During this week’s insufferable impeachment hearings in the Senate, the equally insufferable House Intelligence Committee Chairman Rep. Adam Schiff (D-CA) and House Judiciary Chairman Adam Schiff (D-NY) both erroneously used words issued by Alexander Hamilton against the president.

The quote was written by Hamilton when he was writing to then-President George Washington in 1792 on several issues of importance to the budding republic, including the potential for America to become a monarchy, which is what the Democrats have taken their quote from.

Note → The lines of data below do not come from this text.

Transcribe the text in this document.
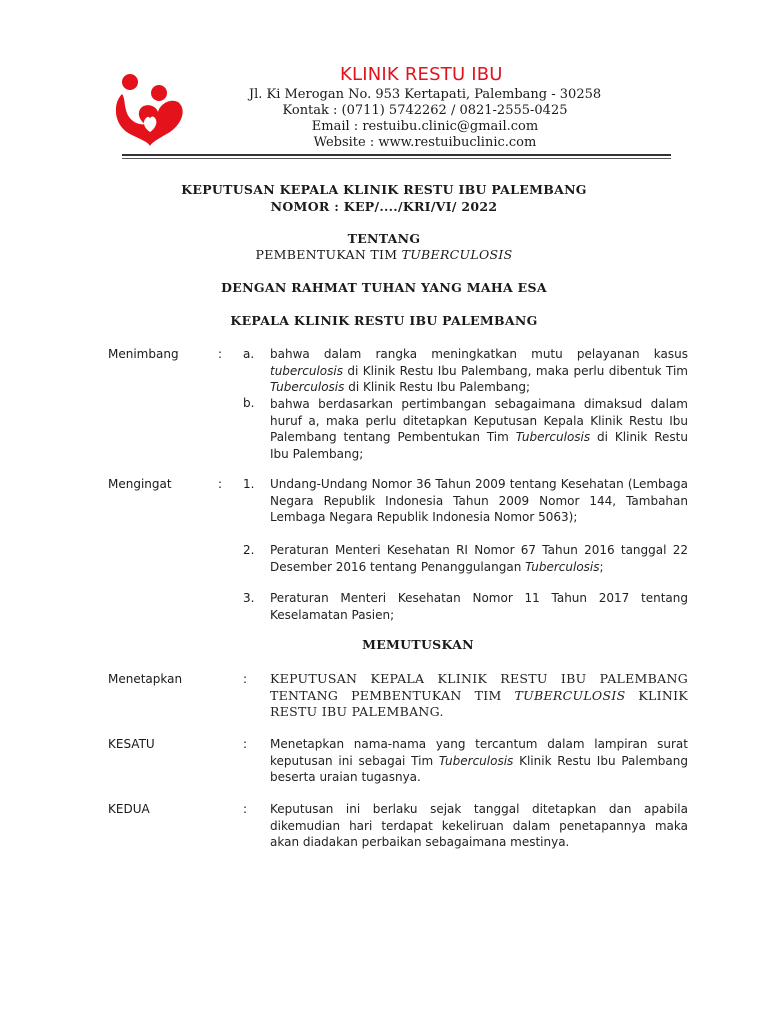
KLINIK RESTU IBU
Jl. Ki Merogan No. 953 Kertapati, Palembang - 30258
Kontak : (0711) 5742262 / 0821-2555-0425
Email : restuibu.clinic@gmail.com
Website : www.restuibuclinic.com
KEPUTUSAN KEPALA KLINIK RESTU IBU PALEMBANG
NOMOR : KEP/..../KRI/VI/ 2022
TENTANG
PEMBENTUKAN TIM TUBERCULOSIS
DENGAN RAHMAT TUHAN YANG MAHA ESA
KEPALA KLINIK RESTU IBU PALEMBANG
Menimbang	: a. bahwa dalam rangka meningkatkan mutu pelayanan kasus tuberculosis di Klinik Restu Ibu Palembang, maka perlu dibentuk Tim Tuberculosis di Klinik Restu Ibu Palembang;
b. bahwa berdasarkan pertimbangan sebagaimana dimaksud dalam huruf a, maka perlu ditetapkan Keputusan Kepala Klinik Restu Ibu Palembang tentang Pembentukan Tim Tuberculosis di Klinik Restu Ibu Palembang;
Mengingat	: 1. Undang-Undang Nomor 36 Tahun 2009 tentang Kesehatan (Lembaga Negara Republik Indonesia Tahun 2009 Nomor 144, Tambahan Lembaga Negara Republik Indonesia Nomor 5063);
2. Peraturan Menteri Kesehatan RI Nomor 67 Tahun 2016 tanggal 22 Desember 2016 tentang Penanggulangan Tuberculosis;
3. Peraturan Menteri Kesehatan Nomor 11 Tahun 2017 tentang Keselamatan Pasien;
MEMUTUSKAN
Menetapkan	: KEPUTUSAN KEPALA KLINIK RESTU IBU PALEMBANG TENTANG PEMBENTUKAN TIM TUBERCULOSIS KLINIK RESTU IBU PALEMBANG.
KESATU	: Menetapkan nama-nama yang tercantum dalam lampiran surat keputusan ini sebagai Tim Tuberculosis Klinik Restu Ibu Palembang beserta uraian tugasnya.
KEDUA	: Keputusan ini berlaku sejak tanggal ditetapkan dan apabila dikemudian hari terdapat kekeliruan dalam penetapannya maka akan diadakan perbaikan sebagaimana mestinya.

“When a man unprincipled in private life desperate in his fortune, bold in his temper, possessed of considerable talents, having the advantage of military habits — despotic in his ordinary demeanor — known to have scoffed in private at the principles of liberty — when such a man is seen to mount the hobby horse of popularity — to join in the cry of danger to liberty — to take every opportunity of embarrassing the General Government & bringing it under suspicion — to flatter and fall in with all the nonsense of the zealots of the day — It may justly be suspected that his object is to throw things into confusion that he may ‘ride the storm and direct the whirlwind,’” Hamilton wrote.

The quote was “inapplicable and completely out of place,” Sekulow told reporters Thursday, The Washington Post reported.

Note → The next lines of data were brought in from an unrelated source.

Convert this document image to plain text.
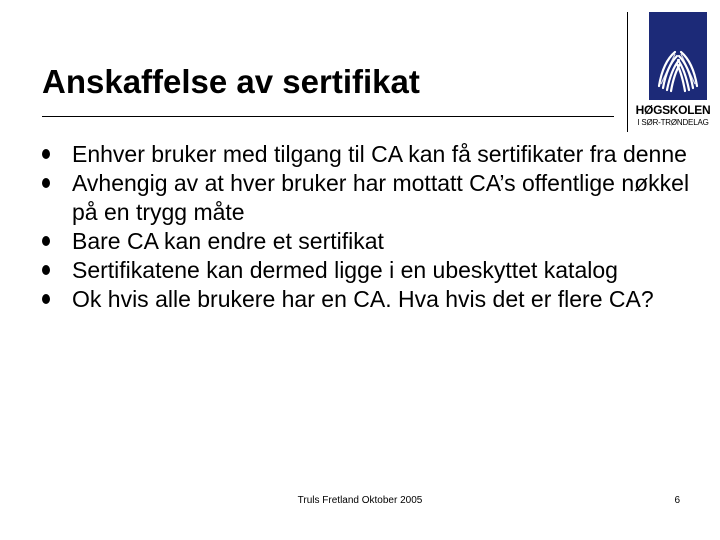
Anskaffelse av sertifikat
HØGSKOLEN
I SØR-TRØNDELAG
Enhver bruker med tilgang til CA kan få sertifikater fra denne
Avhengig av at hver bruker har mottatt CA’s offentlige nøkkel på en trygg måte
Bare CA kan endre et sertifikat
Sertifikatene kan dermed ligge i en ubeskyttet katalog
Ok hvis alle brukere har en CA. Hva hvis det er flere CA?
Truls Fretland Oktober 2005	6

Sekulow said that the Democrats had “used this famous quote from Alexander Hamilton about impeachment,” according to Fox News.

“It wasn’t about impeachment. It was a letter regarding policy disputes between Hamilton and Washington 5 years after the Constitution was adopted.”

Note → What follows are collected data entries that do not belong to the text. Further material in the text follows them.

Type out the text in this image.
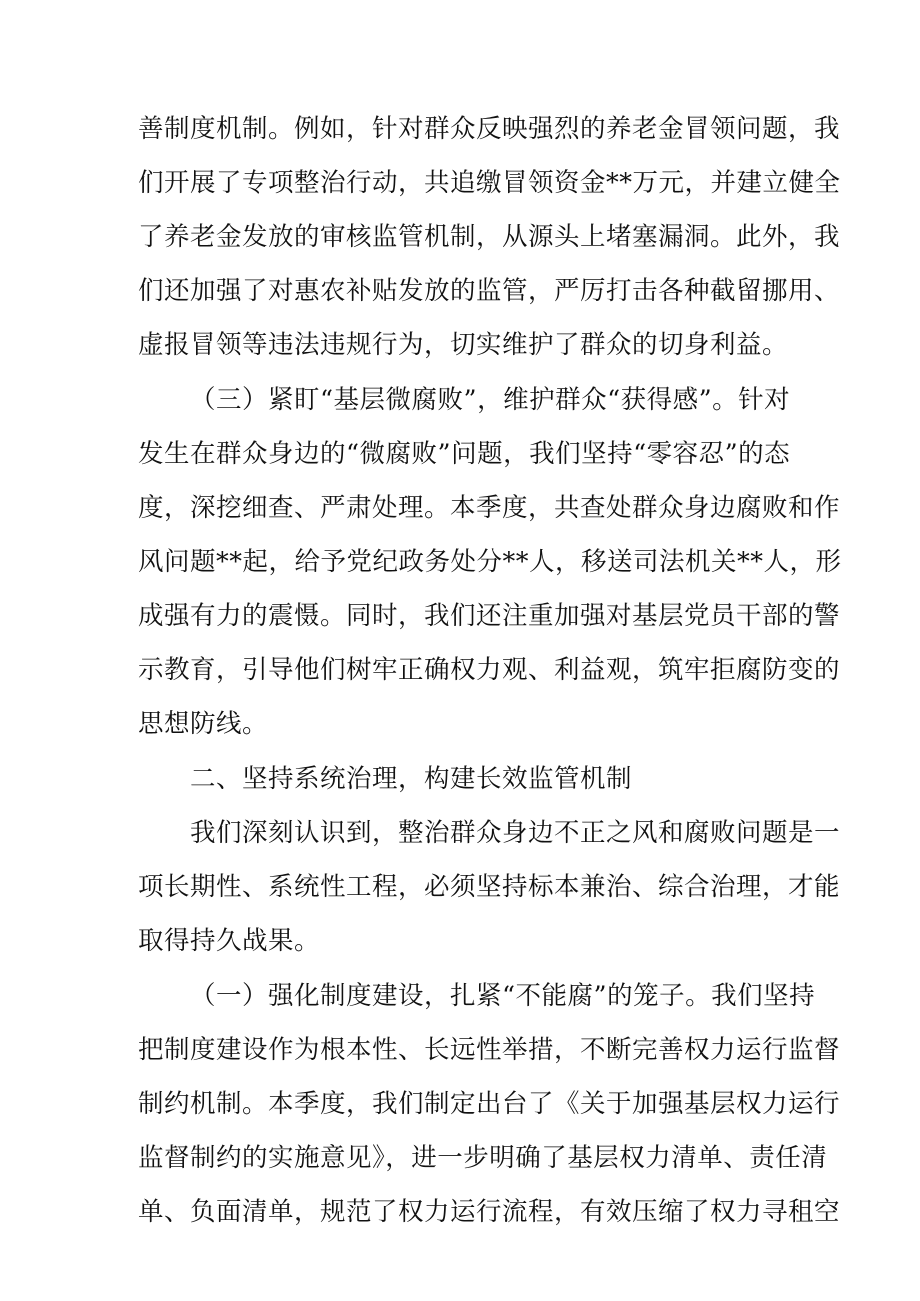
善制度机制。例如，针对群众反映强烈的养老金冒领问题，我

们开展了专项整治行动，共追缴冒领资金**万元，并建立健全

了养老金发放的审核监管机制，从源头上堵塞漏洞。此外，我

们还加强了对惠农补贴发放的监管，严厉打击各种截留挪用、

虚报冒领等违法违规行为，切实维护了群众的切身利益。

（三）紧盯“基层微腐败”，维护群众“获得感”。针对

发生在群众身边的“微腐败”问题，我们坚持“零容忍”的态

度，深挖细查、严肃处理。本季度，共查处群众身边腐败和作

风问题**起，给予党纪政务处分**人，移送司法机关**人，形

成强有力的震慑。同时，我们还注重加强对基层党员干部的警

示教育，引导他们树牢正确权力观、利益观，筑牢拒腐防变的

思想防线。

二、坚持系统治理，构建长效监管机制

我们深刻认识到，整治群众身边不正之风和腐败问题是一

项长期性、系统性工程，必须坚持标本兼治、综合治理，才能

取得持久战果。

（一）强化制度建设，扎紧“不能腐”的笼子。我们坚持

把制度建设作为根本性、长远性举措，不断完善权力运行监督

制约机制。本季度，我们制定出台了《关于加强基层权力运行

监督制约的实施意见》，进一步明确了基层权力清单、责任清

单、负面清单，规范了权力运行流程，有效压缩了权力寻租空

“So they’re not only taking the wrong law, they’re taking the wrong quotes from the Founding Fathers,” he continued.

“It would be really appropriate if they cited the right provisions and what the Founding Fathers were actually talking about,” Sekulow added.

The Republicans have also quoted Hamilton:

In an op-ed for Fox News on January 7th, Sen. Mike Lee (R-UT) wrote, “In Federalist 66, Alexander Hamilton argued that dividing the power of impeachment and removal between the House and Representatives and the Senate would ‘guard against the danger of persecution, from the prevalency of a factious spirit’ in either chamber.”

“Considering how deeply divided our nation is, there can be little doubt that a ‘factious spirit’ is driving this impeachment,” Lee wrote.

“It was both prescient and providential that our founding fathers saw fit to guard against this by placing the final say on conviction and removal not in the hands of the House of Representatives, a court, some specialized tribunal, or even a jury, but in the Senate.”

Later in the same piece, Lee pointed out that impeachment was inextricably connected to politics.

“[T]he authors of the Constitution knew impeachment — for good or ill — was an inherently political act,” he wrote.

“James Wilson, one of the nation’s first Supreme Court justices and one of the principal architects of the Constitution, described impeachment as “confined to political characters, to political crimes and misdemeanors, and to political punishments.”